Bahraini businessman and politician

Abdul Hakim Ibrahim Muhammad Al-Shammari (عبد الحكيم إبراهيم محمد الشمري, born in 1965) is a Bahraini businessman and politician.

==Biography==
Al-Shammari was born in Manama in 1965. He holds a Master of Business Administration, a diploma in political science from the Bahrain Institute for Political Development, a British qualified accountant, and a certificate in hotel management.

Al-Shammari went into the private sector, founding the Abdul Hakim Ibrahim Muhammad Al-Shammari Foundation and chairing the Board of Directors of the Al-Amal Commercial and Industrial Group and Al-Shammari Real Estate Group.

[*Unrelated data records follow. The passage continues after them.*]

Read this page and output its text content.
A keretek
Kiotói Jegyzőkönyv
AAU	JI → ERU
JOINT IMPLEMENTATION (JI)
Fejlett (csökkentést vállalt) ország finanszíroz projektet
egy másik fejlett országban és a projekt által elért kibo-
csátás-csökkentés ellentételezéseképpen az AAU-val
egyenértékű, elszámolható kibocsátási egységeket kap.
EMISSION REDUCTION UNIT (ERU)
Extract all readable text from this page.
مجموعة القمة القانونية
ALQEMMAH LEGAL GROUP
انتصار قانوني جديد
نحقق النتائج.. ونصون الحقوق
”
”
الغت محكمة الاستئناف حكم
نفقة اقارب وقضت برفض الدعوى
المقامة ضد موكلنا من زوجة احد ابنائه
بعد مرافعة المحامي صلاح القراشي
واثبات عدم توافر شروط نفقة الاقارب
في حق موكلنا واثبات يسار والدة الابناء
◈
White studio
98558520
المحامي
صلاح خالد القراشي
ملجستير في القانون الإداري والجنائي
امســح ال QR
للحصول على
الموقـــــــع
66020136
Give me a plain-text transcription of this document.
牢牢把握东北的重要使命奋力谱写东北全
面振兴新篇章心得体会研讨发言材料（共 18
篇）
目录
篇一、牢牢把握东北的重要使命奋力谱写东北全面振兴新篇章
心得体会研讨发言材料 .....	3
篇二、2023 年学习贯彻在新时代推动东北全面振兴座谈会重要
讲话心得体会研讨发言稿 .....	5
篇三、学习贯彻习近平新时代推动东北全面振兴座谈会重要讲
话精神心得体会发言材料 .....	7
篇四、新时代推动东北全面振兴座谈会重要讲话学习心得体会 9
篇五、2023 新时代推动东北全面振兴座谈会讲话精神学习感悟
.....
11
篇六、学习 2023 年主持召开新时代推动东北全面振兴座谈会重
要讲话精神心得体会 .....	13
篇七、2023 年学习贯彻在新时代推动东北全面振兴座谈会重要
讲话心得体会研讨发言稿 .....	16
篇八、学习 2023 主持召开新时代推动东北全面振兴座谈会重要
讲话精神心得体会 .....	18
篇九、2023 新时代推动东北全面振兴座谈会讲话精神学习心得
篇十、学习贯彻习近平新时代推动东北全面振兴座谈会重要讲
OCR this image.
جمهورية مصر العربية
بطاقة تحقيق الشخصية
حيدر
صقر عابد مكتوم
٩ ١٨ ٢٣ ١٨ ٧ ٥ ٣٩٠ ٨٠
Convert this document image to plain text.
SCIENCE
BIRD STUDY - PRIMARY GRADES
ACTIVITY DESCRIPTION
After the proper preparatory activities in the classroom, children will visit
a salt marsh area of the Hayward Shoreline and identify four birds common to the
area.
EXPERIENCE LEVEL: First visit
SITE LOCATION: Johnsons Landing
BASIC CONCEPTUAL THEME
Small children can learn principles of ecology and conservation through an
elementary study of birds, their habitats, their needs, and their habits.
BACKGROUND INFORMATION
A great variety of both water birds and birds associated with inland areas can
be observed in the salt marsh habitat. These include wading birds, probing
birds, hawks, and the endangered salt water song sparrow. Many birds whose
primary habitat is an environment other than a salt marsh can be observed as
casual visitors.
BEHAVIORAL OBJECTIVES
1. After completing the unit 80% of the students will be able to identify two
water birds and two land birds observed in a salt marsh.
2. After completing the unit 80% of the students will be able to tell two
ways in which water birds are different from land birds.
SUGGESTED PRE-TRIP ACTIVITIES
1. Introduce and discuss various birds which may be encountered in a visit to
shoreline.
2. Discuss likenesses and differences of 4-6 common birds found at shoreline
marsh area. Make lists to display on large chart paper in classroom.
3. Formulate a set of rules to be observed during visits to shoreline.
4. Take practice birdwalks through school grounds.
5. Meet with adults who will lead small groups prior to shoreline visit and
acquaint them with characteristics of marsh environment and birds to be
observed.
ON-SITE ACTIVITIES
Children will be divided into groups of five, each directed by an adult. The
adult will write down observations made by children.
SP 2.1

In the 2006 Bahraini general election, Al-Shammari lost a race for the Council of Representatives, specifically in the seventh constituency of the Capital Governorate. In that race, he won 1,414 votes (36.11%), 1,088 less than the winner, Abdul Aziz Abul, who was supported by Al-Wefaq and the National Democratic Action Society. In the 2011 Bahraini parliamentary by-elections, Al-Shammari won the seat with 1,121 votes (60.40%). Before the 2014 Bahraini general election, the Court of Cassation barred him from running in the fifth district of the Capital Governorate.